1) Chlorophyll in Photosystem ll on the thylakoid membrane absorbs light energy through pigments, which “excites” the electron to a high-energy state.

• Note: Energy from electrons will be used to establish a proton gradient and to reduce NADP+ to NADPH. 

2) Electrons are replaced by water molecules which are split to form H+ ions and O2 (hydrolysis)

• Note: The hydrogens from the splitting are released into the thylakoid space which creates a proton gradient 

3) An electron transport chain begins, where the excited electron is passed along proteins in the thylakoid membrane, pumping H+ ions into the thylakoid.

4) The H+ (proton) concentration gradient between the thylakoid and stroma is used by ATP synthase to phosphorylate ADP + P into ATP via chemiosis 

• Note: ATP synthase is permeable to H+ ions and while H+ ions pass through, it spins while making ATP.

• Uses Passive Transport

5) Photosystem l re-excites the electron by absorbing another photon of light

6) The electron is passed to NADP reductase, which adds a H+ ion to produce NADPH

• Energy from ATP and reducing properties of NADPH powers production of carbohydrates in the Calvin cycle. 

Photosystem ll and l are located where and what are they connected by?

• Photosystem l and ll are embedded in the thylakoid membrane of chloroplasts

• Connected by the transfer of electrons through an ETC.

What is the difference between oxidation and reduction reactions and how does it apply to photosynthesis?

• Reduction reactions mean gaining electrons while oxidation reactions mean loosing electrons 

  • LEO the lion goes GER

• Carbon dioxide is being reduced (gaining electrons) to glucose. Happens in Calvin cycle stages.

• Water is being oxidized (losing electrons) to oxygen. Happens in light independent reactions

  

Calvin-Cycle (In Stroma) 

The energy captured in the light reactions and transferred to ATP and NADPH powers the production of carbohydrates from carbon dioxide in the Calvin cycle. 

In basic terms: Uses products from lights reactions (ATP, NADPH, and CO2) to produce carbohydrates (glucose).

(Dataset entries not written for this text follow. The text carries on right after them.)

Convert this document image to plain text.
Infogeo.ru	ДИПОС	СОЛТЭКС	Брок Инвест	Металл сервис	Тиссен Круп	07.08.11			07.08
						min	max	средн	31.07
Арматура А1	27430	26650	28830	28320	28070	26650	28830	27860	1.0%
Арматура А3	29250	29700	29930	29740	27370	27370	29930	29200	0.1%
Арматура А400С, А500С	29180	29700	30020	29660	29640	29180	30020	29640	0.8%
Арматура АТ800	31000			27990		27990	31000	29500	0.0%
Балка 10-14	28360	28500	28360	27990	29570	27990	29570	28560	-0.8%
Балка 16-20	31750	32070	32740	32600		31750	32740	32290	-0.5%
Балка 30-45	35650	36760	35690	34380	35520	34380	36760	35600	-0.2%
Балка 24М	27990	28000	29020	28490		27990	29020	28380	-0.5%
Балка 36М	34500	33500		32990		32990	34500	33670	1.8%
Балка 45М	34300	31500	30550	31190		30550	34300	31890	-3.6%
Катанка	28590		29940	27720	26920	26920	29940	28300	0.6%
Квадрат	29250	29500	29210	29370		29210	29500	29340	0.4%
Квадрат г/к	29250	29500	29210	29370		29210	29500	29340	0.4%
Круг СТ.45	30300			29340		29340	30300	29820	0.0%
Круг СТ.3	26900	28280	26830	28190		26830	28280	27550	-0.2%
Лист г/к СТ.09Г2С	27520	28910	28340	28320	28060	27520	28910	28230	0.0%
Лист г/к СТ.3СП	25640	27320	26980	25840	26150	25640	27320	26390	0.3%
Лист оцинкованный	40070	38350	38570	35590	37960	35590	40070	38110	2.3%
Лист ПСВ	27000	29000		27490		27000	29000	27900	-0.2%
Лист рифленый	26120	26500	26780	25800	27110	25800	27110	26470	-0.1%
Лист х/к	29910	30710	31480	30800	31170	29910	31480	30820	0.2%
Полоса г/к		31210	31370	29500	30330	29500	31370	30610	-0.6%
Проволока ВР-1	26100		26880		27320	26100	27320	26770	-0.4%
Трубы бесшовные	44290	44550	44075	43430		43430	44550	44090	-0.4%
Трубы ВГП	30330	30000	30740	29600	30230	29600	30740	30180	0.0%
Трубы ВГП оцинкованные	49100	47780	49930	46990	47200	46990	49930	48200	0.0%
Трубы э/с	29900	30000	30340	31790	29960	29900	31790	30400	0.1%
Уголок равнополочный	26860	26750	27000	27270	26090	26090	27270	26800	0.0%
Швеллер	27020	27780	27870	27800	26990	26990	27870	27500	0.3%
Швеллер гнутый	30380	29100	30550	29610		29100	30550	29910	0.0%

Carbon fixation steps explained in simpler terms 

1. Fixation: CO2 is “fixed” into RuBP by Rubicose (enzyme) and makes 3-PG

2. Reduction: ATP and NADPH are used to reduced 3-PG to G3P. Some G3P is used to make sugars

3. Regeneration: G3P is used to regenerate RuBP to continue the cycle

   

Cellular Respiration

Process by which macromoleclues (namely carbonhydrates) are used to synthesize ATP using enzyme-meditated reactions

• In aerobic respiration, Glycolysis and Krebs Cycle main objective is to produce NADH and FADH2, which are ¨reducing agents” ( a moleclue that reduces another moleclue by transferring an electron)

Glycolysis

Metabolic Pathway that produces 2 ATP and 2 NADH by converting glucose into pyruvate

• Occurs in the cytosol of the mitochondria

  

However, to make ATP without oxygen (anerobic)

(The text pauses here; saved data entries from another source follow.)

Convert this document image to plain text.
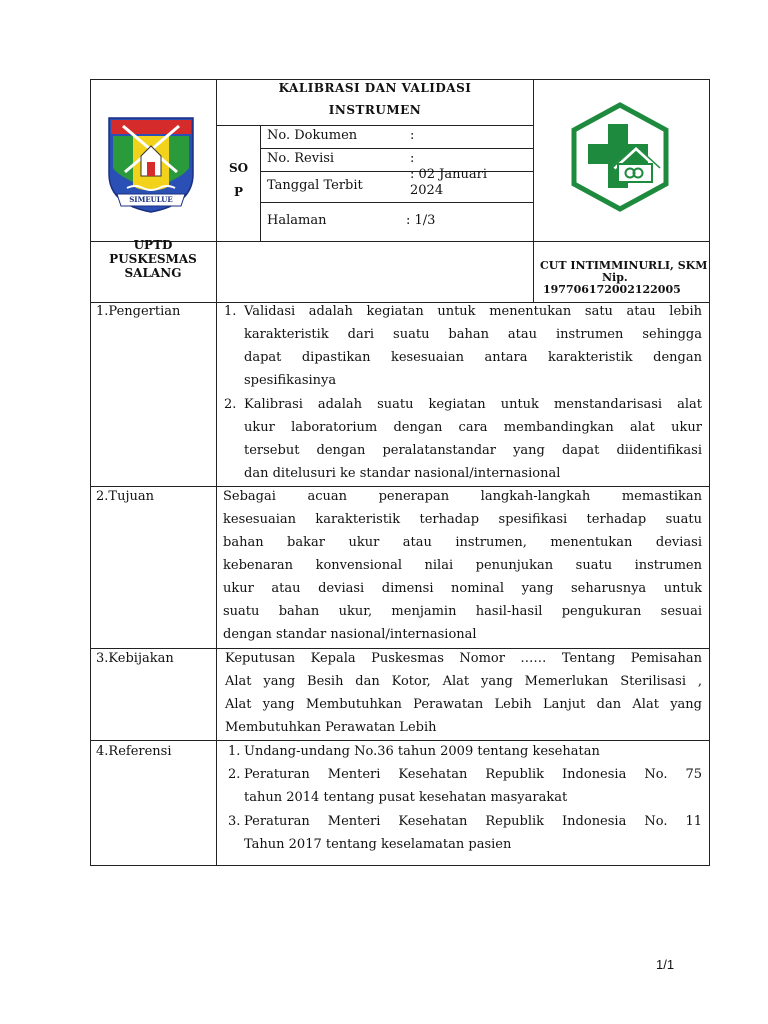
SIMEULUE
KALIBRASI DAN VALIDASI
INSTRUMEN
SO
P
No. Dokumen	:
No. Revisi	:
Tanggal Terbit
: 02 Januari
2024
Halaman	: 1/3
UPTD
PUSKESMAS
SALANG
CUT INTIMMINURLI, SKM
Nip.
197706172002122005
1.Pengertian	1. Validasi adalah kegiatan untuk menentukan satu atau lebih
karakteristik dari suatu bahan atau instrumen sehingga
dapat dipastikan kesesuaian antara karakteristik dengan
spesifikasinya
2. Kalibrasi adalah suatu kegiatan untuk menstandarisasi alat
ukur laboratorium dengan cara membandingkan alat ukur
tersebut dengan peralatanstandar yang dapat diidentifikasi
dan ditelusuri ke standar nasional/internasional
2.Tujuan	Sebagai acuan penerapan langkah-langkah memastikan
kesesuaian karakteristik terhadap spesifikasi terhadap suatu
bahan bakar ukur atau instrumen, menentukan deviasi
kebenaran konvensional nilai penunjukan suatu instrumen
ukur atau deviasi dimensi nominal yang seharusnya untuk
suatu bahan ukur, menjamin hasil-hasil pengukuran sesuai
dengan standar nasional/internasional
3.Kebijakan	Keputusan Kepala Puskesmas Nomor …… Tentang Pemisahan
Alat yang Besih dan Kotor, Alat yang Memerlukan Sterilisasi ,
Alat yang Membutuhkan Perawatan Lebih Lanjut dan Alat yang
Membutuhkan Perawatan Lebih
4.Referensi	1. Undang-undang No.36 tahun 2009 tentang kesehatan
2. Peraturan Menteri Kesehatan Republik Indonesia No. 75
tahun 2014 tentang pusat kesehatan masyarakat
3. Peraturan Menteri Kesehatan Republik Indonesia No. 11
Tahun 2017 tentang keselamatan pasien
1/1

Fermentation can occur where production of ATP without oxygen, relying upon glycolysis, converting pyruvate into ethanol or lactic acid.

Krebs Cycle (Critic Acid Cycle)

Cycle of Reactions where pyruvate is used to reduce NAD+ to NADH and FAD to FADH2, while releasing CO2

• Occurs in mitochondrial matrix

Electron Transport Chain

Establishes a proton gradient that ATP synthase uses to phosphorylate ADP + Pi into ATP in large amounts (oxidative phosphorylation)

NADH and FADH2 transfer…

NADH and FADH2 transfer electrons (oxidized) to the proteins on the inner mitochondrial membrane

While electrons go from protein to protein, they…

While electrons go from protein to protein, they pump protons to the inner mitochondrial membrane, establishing a gradient

• The gradient is then used to by ATP synthase to phosphorylate ADP + Pi through chemiosis (oxidative phosphorylation)

What are the electrons accepted by?

The elctrons are accepted by oxygen, which binds with H+ ions to produce water moleclues.

• Keeps the entire ETC chain running smoothly to produce ATP.